Japanese oil refiner Idemitsu Kosan said on Tuesday it reserved a 41.1 billion yen ($ 263 million) arrangement for uncollectable bill related to the Nghi Son Refinery and Petrochemical in Vietnam for the year ended March 31 due to heavy costs from rising U.S. interest rates.

Idemitsu, which owns a 35.1% stake in Nghi Kid, expects the facility to turn rewarding on a net earnings basis in the 2025 financial year, it stated, adding that the refinery, Vietnam's. biggest, prepares to enhance its run rate by 15% to 20% this year.

NSRP's operating profit has been enhancing, Idemitsu.
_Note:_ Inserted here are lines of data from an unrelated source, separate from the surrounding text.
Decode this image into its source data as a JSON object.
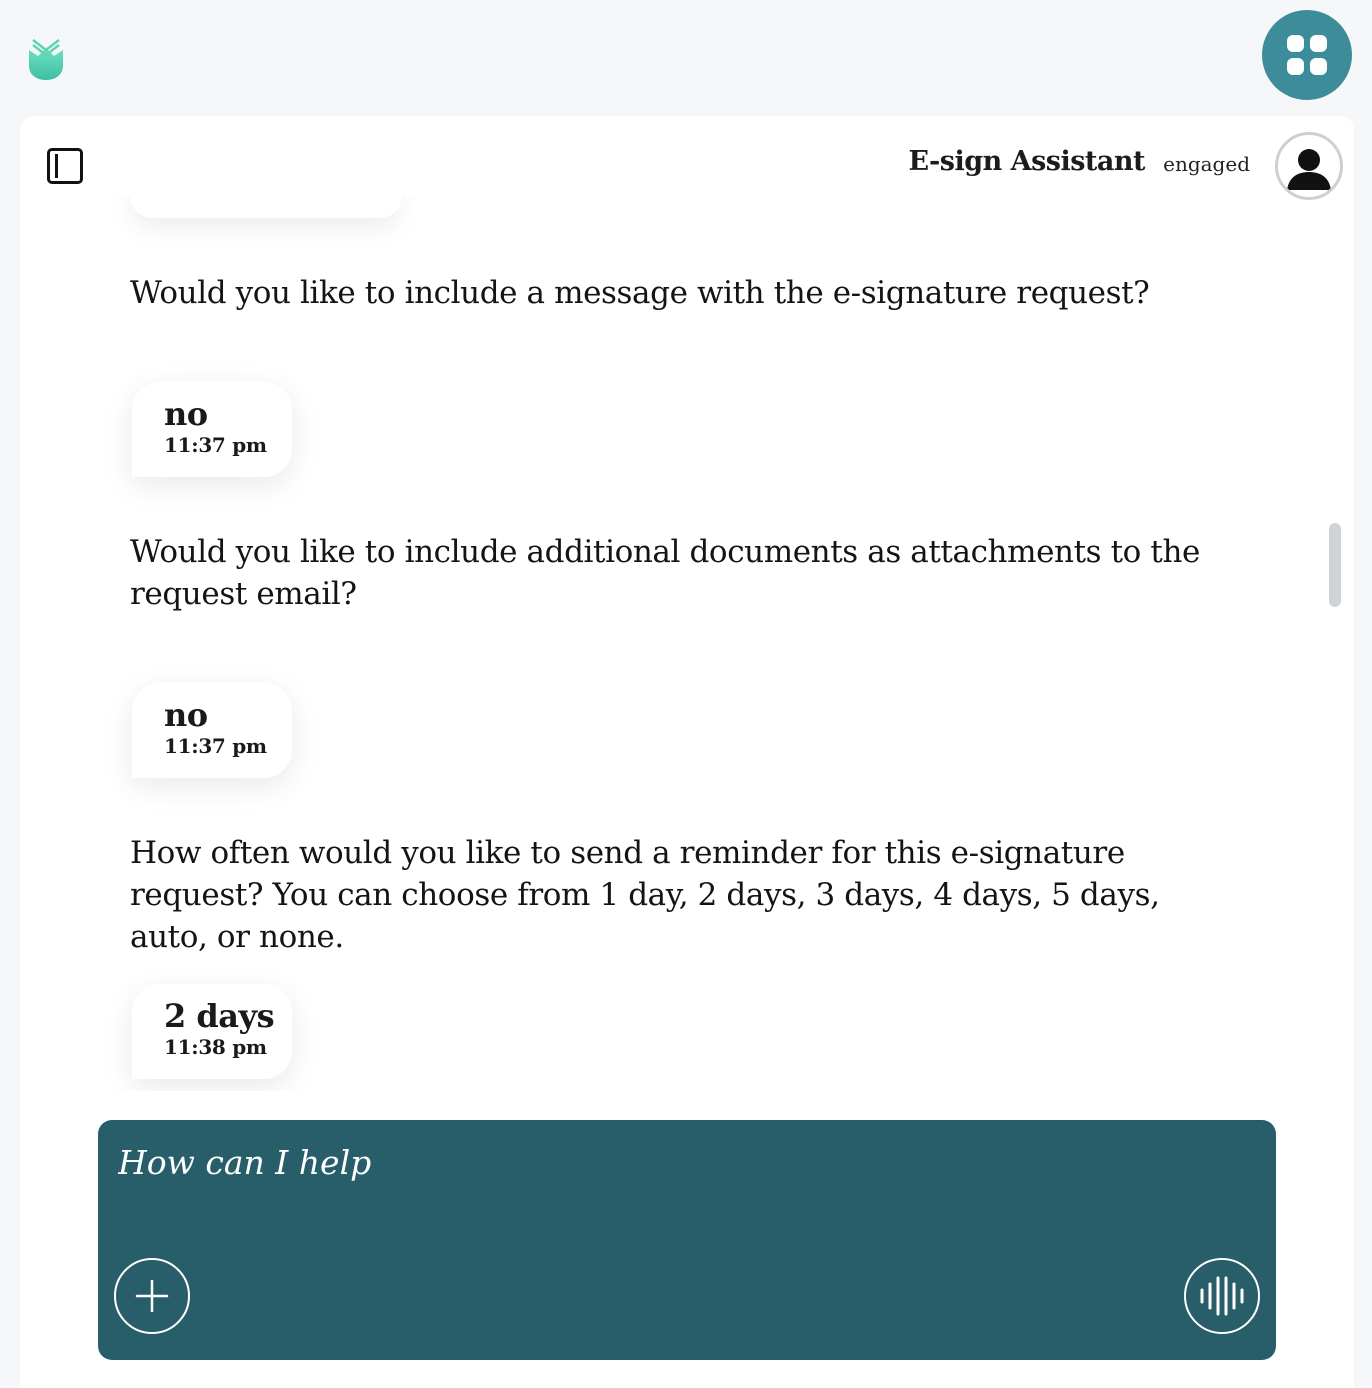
{
  "header": {
    "logo_icon": "tulip-logo-icon",
    "apps_icon": "grid-apps-icon"
  },
  "chat_header": {
    "assistant_name": "E-sign Assistant",
    "status": "engaged",
    "sidebar_icon": "sidebar-toggle-icon",
    "avatar_icon": "user-avatar-icon"
  },
  "messages": [
    {
      "role": "bot",
      "text": "Would you like to include a message with the e-signature request?"
    },
    {
      "role": "user",
      "text": "no",
      "time": "11:37 pm"
    },
    {
      "role": "bot",
      "text": "Would you like to include additional documents as attachments to the request email?"
    },
    {
      "role": "user",
      "text": "no",
      "time": "11:37 pm"
    },
    {
      "role": "bot",
      "text": "How often would you like to send a reminder for this e-signature request? You can choose from 1 day, 2 days, 3 days, 4 days, 5 days, auto, or none."
    },
    {
      "role": "user",
      "text": "2 days",
      "time": "11:38 pm"
    }
  ],
  "composer": {
    "placeholder": "How can I help",
    "add_icon": "plus-icon",
    "voice_icon": "voice-waveform-icon"
  },
  "colors": {
    "accent": "#3c8d99",
    "composer_bg": "#275e69",
    "logo": "#5fd3b4"
  }
}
President Shunichi Kito stated.

We are continuing positive discussions with other. sponsors of NSRP on its monetary restructuring, or steps to. much better handle high interest rates, he stated after an earnings. press conference, without elaborating.

Nghi Boy is one of 2 oil refineries in Vietnam, which meet. around 70% of the country's requirements for refined petroleum. products.

It is 35.1% owned by Kuwait Petroleum, 25.1% by Vietnam's. state oil firm PetroVietnam and 4.7% by Mitsui Chemicals .

For the year ended March 31, Idemitsu reported a 9.9% fall. in net earnings to 228.5 billion yen in the year ended March 31. due to plunging costs of thermal coal and a substantial one-off loss,. and forecast a 45.3% drop in the year to next March.